Et sa voix tremblait, d’où les Parisiens en conclurent que les larmes n’étaient pas loin. Adalbert répondit :
— C’est cela qui est grave ! Vous n’avez aucune idée de celui qui est concerné et vous joueriez votre vie sur chacun d’eux sans hésitation ?
— Exact ! J’ai beau chercher, je n’y parviens pas !
— C’est pourquoi nous serons à vos côtés. Au risque d’affronter leur méfiance. On ne peut plus naturelle au demeurant !
— Pour ma part, je suis curieux de savoir lequel d’entre eux nous accusera le premier !
— Il est certain que ce pourrait être une indication…
— Une question encore : comment se fait-il qu’Hugo de Hagenthal ne fasse pas partie de votre assemblée ? Ne devrait-il pas en être l’emblème ?

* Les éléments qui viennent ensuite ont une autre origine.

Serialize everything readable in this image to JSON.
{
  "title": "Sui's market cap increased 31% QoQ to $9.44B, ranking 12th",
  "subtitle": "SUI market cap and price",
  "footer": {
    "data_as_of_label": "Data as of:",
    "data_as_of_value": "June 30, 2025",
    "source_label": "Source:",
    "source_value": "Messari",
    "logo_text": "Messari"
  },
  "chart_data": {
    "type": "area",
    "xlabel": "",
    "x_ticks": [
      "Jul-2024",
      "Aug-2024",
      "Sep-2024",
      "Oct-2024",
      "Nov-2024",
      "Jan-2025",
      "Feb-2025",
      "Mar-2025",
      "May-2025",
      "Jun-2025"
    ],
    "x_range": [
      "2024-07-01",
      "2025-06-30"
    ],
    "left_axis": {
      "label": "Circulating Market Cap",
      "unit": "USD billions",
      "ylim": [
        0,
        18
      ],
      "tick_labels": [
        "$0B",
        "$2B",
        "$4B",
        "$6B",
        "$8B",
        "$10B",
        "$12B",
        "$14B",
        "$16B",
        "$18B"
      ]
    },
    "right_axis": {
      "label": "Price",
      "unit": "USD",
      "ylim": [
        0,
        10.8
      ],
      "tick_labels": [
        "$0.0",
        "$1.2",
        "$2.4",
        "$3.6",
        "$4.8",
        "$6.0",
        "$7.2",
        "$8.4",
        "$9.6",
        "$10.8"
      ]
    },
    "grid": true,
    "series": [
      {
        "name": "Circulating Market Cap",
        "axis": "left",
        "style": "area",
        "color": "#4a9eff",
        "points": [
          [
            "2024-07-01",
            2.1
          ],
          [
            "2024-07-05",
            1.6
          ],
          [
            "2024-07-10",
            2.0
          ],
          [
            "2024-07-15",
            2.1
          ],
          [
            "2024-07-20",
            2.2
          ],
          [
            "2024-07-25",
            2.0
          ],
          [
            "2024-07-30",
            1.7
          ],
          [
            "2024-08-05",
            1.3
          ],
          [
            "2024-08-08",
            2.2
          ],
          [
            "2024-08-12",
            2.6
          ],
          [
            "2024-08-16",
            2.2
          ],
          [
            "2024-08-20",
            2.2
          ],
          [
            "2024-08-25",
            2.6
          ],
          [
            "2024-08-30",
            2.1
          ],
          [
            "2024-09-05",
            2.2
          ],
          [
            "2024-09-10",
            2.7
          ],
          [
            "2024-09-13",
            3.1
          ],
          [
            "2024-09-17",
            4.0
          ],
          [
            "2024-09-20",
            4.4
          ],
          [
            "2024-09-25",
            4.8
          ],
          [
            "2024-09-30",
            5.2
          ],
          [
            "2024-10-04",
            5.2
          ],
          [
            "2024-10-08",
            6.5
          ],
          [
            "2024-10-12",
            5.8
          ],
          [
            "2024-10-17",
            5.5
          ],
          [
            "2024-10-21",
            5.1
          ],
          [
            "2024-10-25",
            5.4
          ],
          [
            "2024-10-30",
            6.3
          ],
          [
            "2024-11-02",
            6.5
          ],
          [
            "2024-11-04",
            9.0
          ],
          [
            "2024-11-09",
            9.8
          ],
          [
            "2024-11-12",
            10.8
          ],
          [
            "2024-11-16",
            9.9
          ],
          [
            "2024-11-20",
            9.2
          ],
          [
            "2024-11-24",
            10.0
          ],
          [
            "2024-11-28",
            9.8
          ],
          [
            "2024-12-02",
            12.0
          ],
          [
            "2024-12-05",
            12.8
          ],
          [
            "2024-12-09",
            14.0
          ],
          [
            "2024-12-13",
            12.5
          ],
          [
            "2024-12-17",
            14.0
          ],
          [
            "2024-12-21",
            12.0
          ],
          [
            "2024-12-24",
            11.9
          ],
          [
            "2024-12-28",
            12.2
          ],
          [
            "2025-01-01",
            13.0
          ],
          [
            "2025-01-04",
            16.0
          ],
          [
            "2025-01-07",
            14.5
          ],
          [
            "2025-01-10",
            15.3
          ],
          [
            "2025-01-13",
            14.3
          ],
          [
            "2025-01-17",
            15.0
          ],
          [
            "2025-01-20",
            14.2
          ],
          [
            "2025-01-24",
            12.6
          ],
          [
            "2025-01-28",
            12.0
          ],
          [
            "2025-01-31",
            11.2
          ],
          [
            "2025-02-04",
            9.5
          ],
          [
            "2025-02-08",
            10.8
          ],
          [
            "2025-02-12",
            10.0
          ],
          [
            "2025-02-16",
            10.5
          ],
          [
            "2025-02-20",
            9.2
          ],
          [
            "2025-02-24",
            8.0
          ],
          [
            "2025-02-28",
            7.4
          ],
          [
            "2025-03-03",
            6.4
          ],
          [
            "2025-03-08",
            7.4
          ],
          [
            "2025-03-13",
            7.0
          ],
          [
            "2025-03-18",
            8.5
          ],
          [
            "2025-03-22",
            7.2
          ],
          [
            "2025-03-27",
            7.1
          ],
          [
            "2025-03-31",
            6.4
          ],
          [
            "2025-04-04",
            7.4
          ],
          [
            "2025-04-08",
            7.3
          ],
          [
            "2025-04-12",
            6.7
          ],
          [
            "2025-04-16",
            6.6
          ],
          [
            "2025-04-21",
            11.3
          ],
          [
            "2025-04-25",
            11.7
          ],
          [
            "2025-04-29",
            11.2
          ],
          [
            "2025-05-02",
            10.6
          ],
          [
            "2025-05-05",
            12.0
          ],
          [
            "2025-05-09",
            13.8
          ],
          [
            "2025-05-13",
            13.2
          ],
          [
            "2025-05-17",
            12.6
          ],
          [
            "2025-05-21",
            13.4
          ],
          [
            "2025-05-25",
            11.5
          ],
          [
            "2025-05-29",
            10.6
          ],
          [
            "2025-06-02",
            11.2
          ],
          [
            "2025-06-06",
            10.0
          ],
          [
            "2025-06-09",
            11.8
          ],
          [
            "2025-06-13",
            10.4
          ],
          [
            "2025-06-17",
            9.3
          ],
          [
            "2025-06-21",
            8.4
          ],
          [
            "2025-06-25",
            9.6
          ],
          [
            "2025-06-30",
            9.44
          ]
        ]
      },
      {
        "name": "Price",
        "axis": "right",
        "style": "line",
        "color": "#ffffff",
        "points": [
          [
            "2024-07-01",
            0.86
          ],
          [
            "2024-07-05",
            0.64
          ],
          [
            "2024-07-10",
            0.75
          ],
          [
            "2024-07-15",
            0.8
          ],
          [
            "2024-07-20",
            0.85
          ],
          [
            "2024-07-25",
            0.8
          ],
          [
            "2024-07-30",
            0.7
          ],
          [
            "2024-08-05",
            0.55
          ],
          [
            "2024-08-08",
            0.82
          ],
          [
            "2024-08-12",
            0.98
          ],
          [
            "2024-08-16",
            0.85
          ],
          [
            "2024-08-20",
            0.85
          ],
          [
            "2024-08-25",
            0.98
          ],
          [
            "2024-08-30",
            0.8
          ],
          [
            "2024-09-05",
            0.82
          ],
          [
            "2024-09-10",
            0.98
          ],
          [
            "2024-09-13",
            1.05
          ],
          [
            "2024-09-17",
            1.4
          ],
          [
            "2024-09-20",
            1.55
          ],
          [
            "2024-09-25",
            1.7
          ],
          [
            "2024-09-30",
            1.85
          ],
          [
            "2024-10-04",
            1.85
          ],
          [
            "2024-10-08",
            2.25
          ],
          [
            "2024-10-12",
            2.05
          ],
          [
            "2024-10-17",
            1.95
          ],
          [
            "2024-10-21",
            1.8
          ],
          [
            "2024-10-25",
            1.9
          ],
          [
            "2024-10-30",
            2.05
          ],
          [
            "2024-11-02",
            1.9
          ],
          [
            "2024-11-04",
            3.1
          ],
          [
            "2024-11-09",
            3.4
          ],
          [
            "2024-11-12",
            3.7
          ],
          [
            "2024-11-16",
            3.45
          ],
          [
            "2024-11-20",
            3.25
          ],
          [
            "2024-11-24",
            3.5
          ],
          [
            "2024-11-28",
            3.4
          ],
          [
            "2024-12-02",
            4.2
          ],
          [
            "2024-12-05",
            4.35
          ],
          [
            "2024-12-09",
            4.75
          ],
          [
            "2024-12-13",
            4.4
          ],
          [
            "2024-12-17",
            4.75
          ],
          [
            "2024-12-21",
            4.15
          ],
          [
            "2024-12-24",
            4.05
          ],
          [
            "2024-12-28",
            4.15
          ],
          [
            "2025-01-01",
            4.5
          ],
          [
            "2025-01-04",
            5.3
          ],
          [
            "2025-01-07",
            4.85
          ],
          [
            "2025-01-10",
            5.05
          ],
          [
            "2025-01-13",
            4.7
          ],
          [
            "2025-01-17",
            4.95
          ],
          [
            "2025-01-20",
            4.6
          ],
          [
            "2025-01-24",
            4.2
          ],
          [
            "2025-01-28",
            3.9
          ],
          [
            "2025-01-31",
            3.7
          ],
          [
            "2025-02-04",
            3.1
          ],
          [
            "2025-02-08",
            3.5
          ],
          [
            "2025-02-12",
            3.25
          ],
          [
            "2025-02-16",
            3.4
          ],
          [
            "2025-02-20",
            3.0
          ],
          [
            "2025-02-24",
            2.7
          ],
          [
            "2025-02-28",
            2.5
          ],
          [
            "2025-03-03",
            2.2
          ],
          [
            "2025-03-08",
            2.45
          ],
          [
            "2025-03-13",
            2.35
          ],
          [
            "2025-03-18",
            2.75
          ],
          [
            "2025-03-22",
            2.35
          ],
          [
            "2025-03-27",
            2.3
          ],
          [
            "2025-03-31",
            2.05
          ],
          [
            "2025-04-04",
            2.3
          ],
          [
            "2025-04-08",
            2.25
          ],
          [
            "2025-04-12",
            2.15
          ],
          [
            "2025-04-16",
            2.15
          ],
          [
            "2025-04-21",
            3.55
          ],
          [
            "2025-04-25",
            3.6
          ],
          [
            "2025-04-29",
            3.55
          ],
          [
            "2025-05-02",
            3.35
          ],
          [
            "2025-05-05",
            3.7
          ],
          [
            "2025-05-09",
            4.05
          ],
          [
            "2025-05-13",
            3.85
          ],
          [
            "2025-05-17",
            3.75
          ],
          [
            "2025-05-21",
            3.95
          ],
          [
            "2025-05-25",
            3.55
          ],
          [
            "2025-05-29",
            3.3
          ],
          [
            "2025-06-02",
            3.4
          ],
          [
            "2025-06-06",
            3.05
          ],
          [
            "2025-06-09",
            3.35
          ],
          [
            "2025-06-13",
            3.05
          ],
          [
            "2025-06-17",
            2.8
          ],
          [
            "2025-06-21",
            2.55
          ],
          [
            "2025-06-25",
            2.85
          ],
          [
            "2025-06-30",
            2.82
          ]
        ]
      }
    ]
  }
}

Ladite question, apparemment, ne plut pas. Lothaire se rembrunit :
— Il n’est pas intéressé. Encore qu’il ne sache pas vraiment de quoi il s’agit. Lorsque j’ai essayé de lui en parler, il a coupé court, en disant que le passé était le passé et que mieux valait le laisser dormir !… Enfin, qu’en tout état de cause, les musées sont conçus pour cela !
— Celui-là, je ne vous cache pas qu’il commence à m’agacer ! gronda Adalbert. Il a promis de s’impliquer pour sortir Marie-Angéline du traquenard où elle s’est précipitée, mais depuis c’est le grand silence. Il semblerait que sa devise à lui soit : « Surtout pas d’histoires ». Son père peut tranquillement décimer la planète, il ne lèvera pas le petit doigt pour s’y opposer, sous prétexte que c’est « son père », et que lui causer le moindre désagrément lui vaudrait le feu éternel. Ou bien c’est un redoutable bigot, ou bien c’est un lâche ! Je sais, Professeur, que vous refusez de le voir sous cet éclairage, mais vous ne m’en ferez pas démordre !
— Je pense comme lui, relaya Aldo. Son refus est d’autant plus incompréhensible que votre trésor est gardé dans la crypte d’un monastère. Alors ?
Lothaire quitta son siège et se mit à arpenter la pièce :
— Je ne peux donner tort ni à l’un, ni à l’autre ! Pourtant, je gagerais le salut de mon âme que sa vaillance ne le cède en rien à celui dont il a le visage !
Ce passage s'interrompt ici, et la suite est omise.